Beyond the implementation of the UNEP Report and the comprehensive clean up of the region, omnibus agencies like the Niger Delta Development Commission (NDDC) need to be reviewed and restructured from being a centre of patronage, which it is at the moment, to a development agency that it ought to be. The continuous flaring of gas in the region must be resolved immediately with the right policy approach. Not to forget the speedy completion of the Oloibiri Oil Museum, which is an important part of history. Long-term sustainable development of the region must be anchored on revenue beyond oil and alternative sectors need to be developed, while the oil money is still flowing. The amnesty programme should be reviewed immediately. Putting monies into the pockets of the rich all these while has not taken the region anywhere.
There must a deliberate effort to create employment for the teeming jobless youths in the Delta. Those who are funding and abetting the mindless proliferation of small arms within the region must be told that the stray bullet can hit anyone. States must prioritise infrastructural development. Inter-state collaboration should be strengthened based on comparative advantages.

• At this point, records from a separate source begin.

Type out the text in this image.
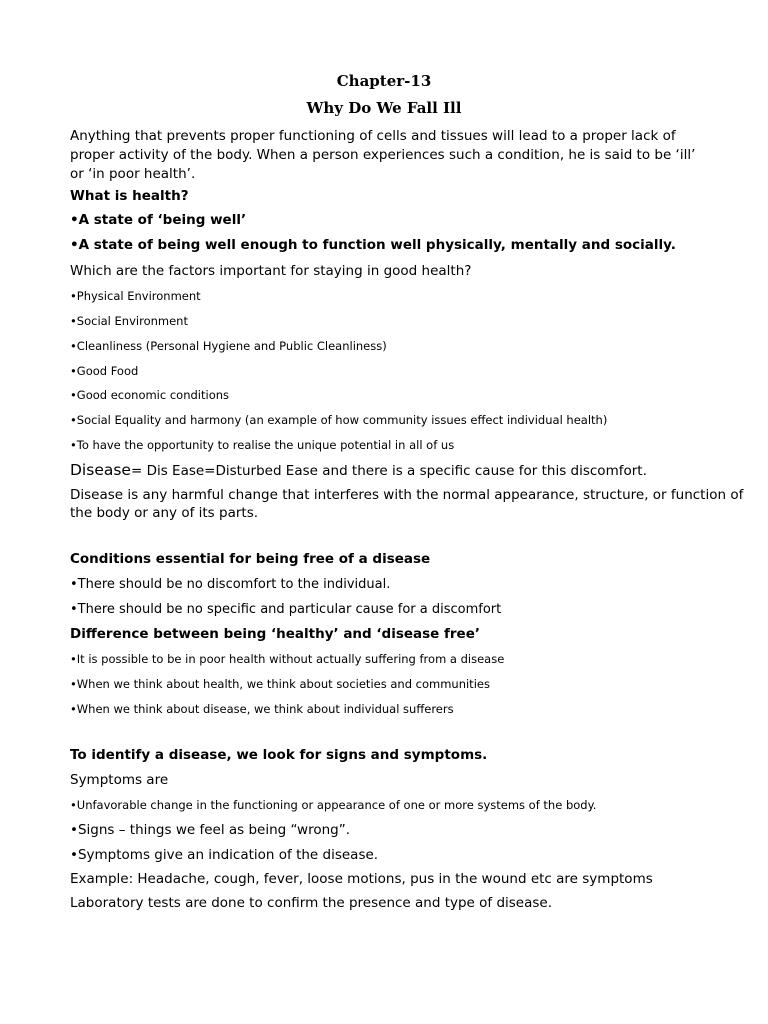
Chapter-13
Why Do We Fall Ill
Anything that prevents proper functioning of cells and tissues will lead to a proper lack of
proper activity of the body. When a person experiences such a condition, he is said to be ‘ill’
or ‘in poor health’.
What is health?
•A state of ‘being well’
•A state of being well enough to function well physically, mentally and socially.
Which are the factors important for staying in good health?
•Physical Environment
•Social Environment
•Cleanliness (Personal Hygiene and Public Cleanliness)
•Good Food
•Good economic conditions
•Social Equality and harmony (an example of how community issues effect individual health)
•To have the opportunity to realise the unique potential in all of us
Disease= Dis Ease=Disturbed Ease and there is a specific cause for this discomfort.
Disease is any harmful change that interferes with the normal appearance, structure, or function of
the body or any of its parts.
Conditions essential for being free of a disease
•There should be no discomfort to the individual.
•There should be no specific and particular cause for a discomfort
Difference between being ‘healthy’ and ‘disease free’
•It is possible to be in poor health without actually suffering from a disease
•When we think about health, we think about societies and communities
•When we think about disease, we think about individual sufferers
To identify a disease, we look for signs and symptoms.
Symptoms are
•Unfavorable change in the functioning or appearance of one or more systems of the body.
•Signs – things we feel as being “wrong”.
•Symptoms give an indication of the disease.
Example: Headache, cough, fever, loose motions, pus in the wound etc are symptoms
Laboratory tests are done to confirm the presence and type of disease.
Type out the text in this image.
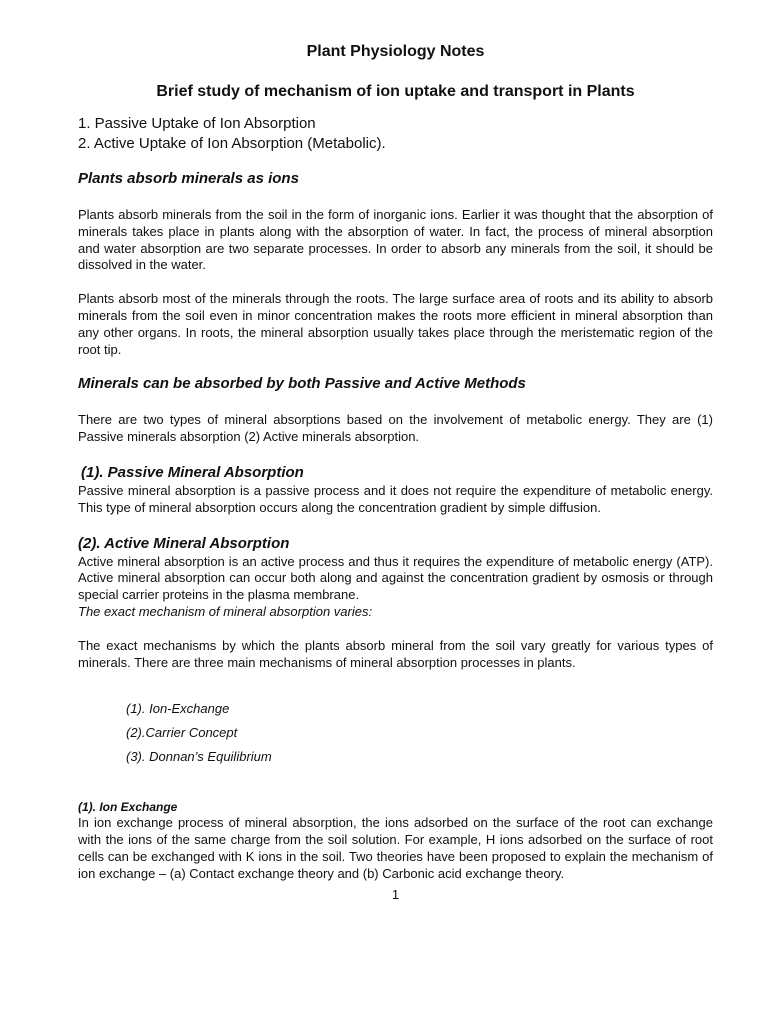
Plant Physiology Notes
Brief study of mechanism of ion uptake and transport in Plants
1. Passive Uptake of Ion Absorption
2. Active Uptake of Ion Absorption (Metabolic).
Plants absorb minerals as ions

Plants absorb minerals from the soil in the form of inorganic ions. Earlier it was thought that the absorption of minerals takes place in plants along with the absorption of water. In fact, the process of mineral absorption and water absorption are two separate processes. In order to absorb any minerals from the soil, it should be dissolved in the water.

Plants absorb most of the minerals through the roots. The large surface area of roots and its ability to absorb minerals from the soil even in minor concentration makes the roots more efficient in mineral absorption than any other organs. In roots, the mineral absorption usually takes place through the meristematic region of the root tip.

Minerals can be absorbed by both Passive and Active Methods

There are two types of mineral absorptions based on the involvement of metabolic energy. They are (1) Passive minerals absorption (2) Active minerals absorption.

(1). Passive Mineral Absorption

Passive mineral absorption is a passive process and it does not require the expenditure of metabolic energy. This type of mineral absorption occurs along the concentration gradient by simple diffusion.

(2). Active Mineral Absorption

Active mineral absorption is an active process and thus it requires the expenditure of metabolic energy (ATP). Active mineral absorption can occur both along and against the concentration gradient by osmosis or through special carrier proteins in the plasma membrane.

The exact mechanism of mineral absorption varies:

The exact mechanisms by which the plants absorb mineral from the soil vary greatly for various types of minerals. There are three main mechanisms of mineral absorption processes in plants.

(1). Ion-Exchange
(2).Carrier Concept
(3). Donnan’s Equilibrium
(1). Ion Exchange

In ion exchange process of mineral absorption, the ions adsorbed on the surface of the root can exchange with the ions of the same charge from the soil solution. For example, H ions adsorbed on the surface of root cells can be exchanged with K ions in the soil. Two theories have been proposed to explain the mechanism of ion exchange – (a) Contact exchange theory and (b) Carbonic acid exchange theory.

1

The Bayelsa, Rivers, Akwa Ibom and Delta (BRACED) Commission and other similar organisations that have potentials of harmonising policies, especially on security and drawing in investment from the private sector, should create the much needed jobs and reduce the pressure on oil revenue.
The Niger Delta is a regional unit of Nigeria and the plan to develop it should be an integral part of the holistic effort to move the country forward. That is the way to build a society that provides for a majority, regardless of social status, ethnic group or party affiliation. Those who want to profit from calls for secession should be made to understand the meaning of treason as soon as law enforcement kicks. Those who betrayed the Niger Delta are here with us. However, the betrayal is reversible if we engage constructively in the coming months. To some people, the truth hurts, but to others a debate is a gratifying opportunity to learn.